China's National Bureau of Statistics quietly released provincial GDP figures on Monday. Quietly, because the data don't quite add up. As in previous years, the national growth rate calculated by adding up all of the provincial figures -- 8.1% -- is higher than the actually reported national growth rate of 6.9%.

That longstanding problem may be on the way out. China's provinces have been told to quit chasing inflated targets, and several have in fact reduced their growth targets for 2018. Publicly acknowledged fabrications of GDP statistics in Inner Mongolia and Tianjin seem to have been reflected in their 2017 statistics.

Like a company writing down past accounting irregularities, Inner Mongolia posted a 15.7% decline in GDP last year. Tianjin, a booming advanced manufacturing hub, reported growth of just 1.4%, presumably to adjust for prior years' misreporting. It will be interesting to see if both provinces return to normal in 2018.



The rest of the country's figures seem broadly reasonable. Though China's provincial growth figures may be somewhat inflated, and some of them are seriously unreliable, most of them probably do reflect genuine differences in growth rates across regions. Take off a point or two across the board, but it still makes sense to compare provinces against each other.

Two provinces reported growth rates in excess of 12%: northern China's Shanxi province and southwest China's Guangxi province. Both are among China's poorest and most rural provinces, and both desperately need the growth. Even after posting those impressive figures, they are still hovering at around $6,500 GDP per capita.

Eleven other provinces reported growth rates above 10%, including most of China's rich eastern coastal provinces. China's largest province, southeastern Guangdong, reported 10.2% growth to bring its GDP per capita to nearly $13,000. That's still far below the level of neighboring Hong Kong ($44,000), but parts of Guangdong are catching up fast.



However the poor Dongbei region, northeast of Beijing on the border with Russia and North Korea, is falling further behind. While the so-called Jing-Jin-Ji region surrounding the nation's capital surges ahead, the neighboring heavy industrial provinces of the Dongbei continue to struggle with difficult industrial restructuring.

The Dongbei's difficulties reflect the most striking thing about China's provincial GDP map: the huge gap between the eastern coastal provinces and the rest of the country. Shanghai and Beijing, with around $20,000 per capita GDP, are starting to approach the levels of neighbors like Taiwan ($24,000) and South Korea ($30,000).

Per capita output in the Dongbei is less than half that level. North China (Huabei) and northwest China (Xibei) are doing even worse. Rural Gansu province in the heart of the Xibei has a GDP per capita less then one-fifth that of Beijing. And with an annual growth rate of less than 5%, it won't be catching up anytime soon.

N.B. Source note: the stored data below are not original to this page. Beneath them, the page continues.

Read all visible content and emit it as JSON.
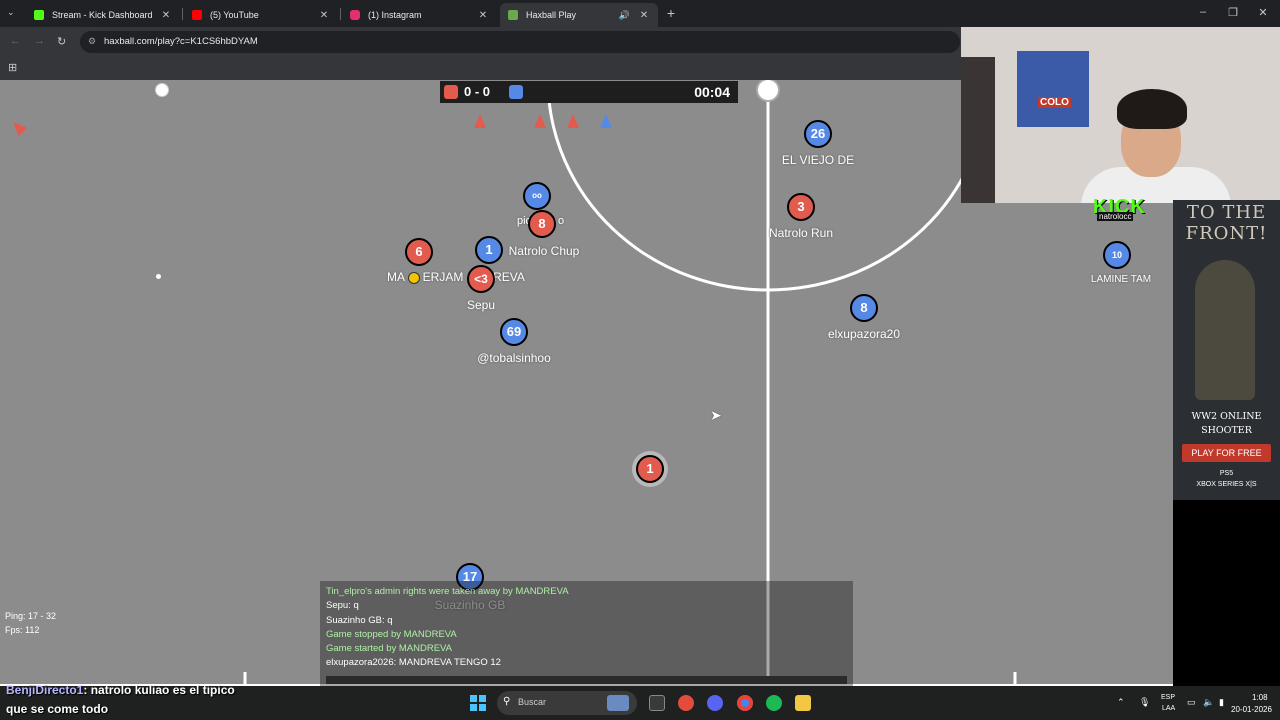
{
  "browser": {
    "tabs": [
      {
        "title": "Stream - Kick Dashboard",
        "color": "#53fc18"
      },
      {
        "title": "(5) YouTube",
        "color": "#ff0000"
      },
      {
        "title": "(1) Instagram",
        "color": "#e1306c"
      },
      {
        "title": "Haxball Play",
        "color": "#6aa84f"
      }
    ],
    "url": "haxball.com/play?c=K1CS6hbDYAM"
  },
  "game": {
    "score_red": 0,
    "score_blue": 0,
    "score_text": "0 - 0",
    "clock": "00:04",
    "players": [
      {
        "team": "blue",
        "number": "26",
        "name": "EL VIEJO DE"
      },
      {
        "team": "red",
        "number": "3",
        "name": "Natrolo Run"
      },
      {
        "team": "blue",
        "number": "",
        "name": "pic"
      },
      {
        "team": "red",
        "number": "8",
        "name": "o"
      },
      {
        "team": "red",
        "number": "6",
        "name": "MA"
      },
      {
        "team": "blue",
        "number": "1",
        "name": "Natrolo  Chup"
      },
      {
        "team": "red",
        "number": "<3",
        "name": "Sepu"
      },
      {
        "team": "blue",
        "number": "69",
        "name": "@tobalsinhoo"
      },
      {
        "team": "blue",
        "number": "8",
        "name": "elxupazora20"
      },
      {
        "team": "blue",
        "number": "10",
        "name": "LAMINE TAM"
      },
      {
        "team": "red",
        "number": "1",
        "name": ""
      },
      {
        "team": "blue",
        "number": "17",
        "name": "Suazinho GB"
      }
    ],
    "name_fragments": {
      "erjam": "ERJAM",
      "reva": "REVA"
    },
    "hud": {
      "ping": "Ping: 17 - 32",
      "fps": "Fps: 112"
    },
    "chat": [
      {
        "text": "Tin_elpro's admin rights were taken away by MANDREVA",
        "kind": "notice"
      },
      {
        "text": "Sepu: q",
        "kind": "msg"
      },
      {
        "text": "Suazinho GB: q",
        "kind": "msg"
      },
      {
        "text": "Game stopped by MANDREVA",
        "kind": "notice"
      },
      {
        "text": "Game started by MANDREVA",
        "kind": "notice"
      },
      {
        "text": "elxupazora2026: MANDREVA TENGO 12",
        "kind": "msg"
      }
    ]
  },
  "stream_overlay": {
    "kick_logo": "KICK",
    "kick_user": "natrolocc",
    "poster_text": "COLO",
    "chat_user": "BenjiDirecto1",
    "chat_line1": ": natrolo kuliao es el tipico",
    "chat_line2": "que se come todo"
  },
  "ad": {
    "headline": "TO THE FRONT!",
    "title_line1": "WW2 ONLINE",
    "title_line2": "SHOOTER",
    "button": "PLAY FOR FREE",
    "platform1": "PS5",
    "platform2": "XBOX SERIES X|S"
  },
  "taskbar": {
    "search_placeholder": "Buscar",
    "lang1": "ESP",
    "lang2": "LAA",
    "time": "1:08",
    "date": "20-01-2026"
  },
  "colors": {
    "red_team": "#e25b4f",
    "blue_team": "#5689e5",
    "field": "#8c8c8c",
    "notice_text": "#aff0a5"
  }
}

China's massive regional disparities -- more than twice as large as those between U.S. states -- call out for central government policies to address them. In some ways China is working hard to knit the country more closely together, for example with its world-class high speed rail network. In other ways, China's rich eastern cities are pulling up the ladder behind them, as they declare themselves "full" and tell rural migrants to move elsewhere.

As GDP growth slows throughout China, it will become more and more difficult for people to enjoy President Xi Jinping's Chinese dream of a "moderately prosperous society." Many of those lucky enough to hold legal residency in China's eastern provinces are already living the Chinese dream, or soon will be. Those unlucky (hundreds of) millions who live in the north and west may have much longer to wait.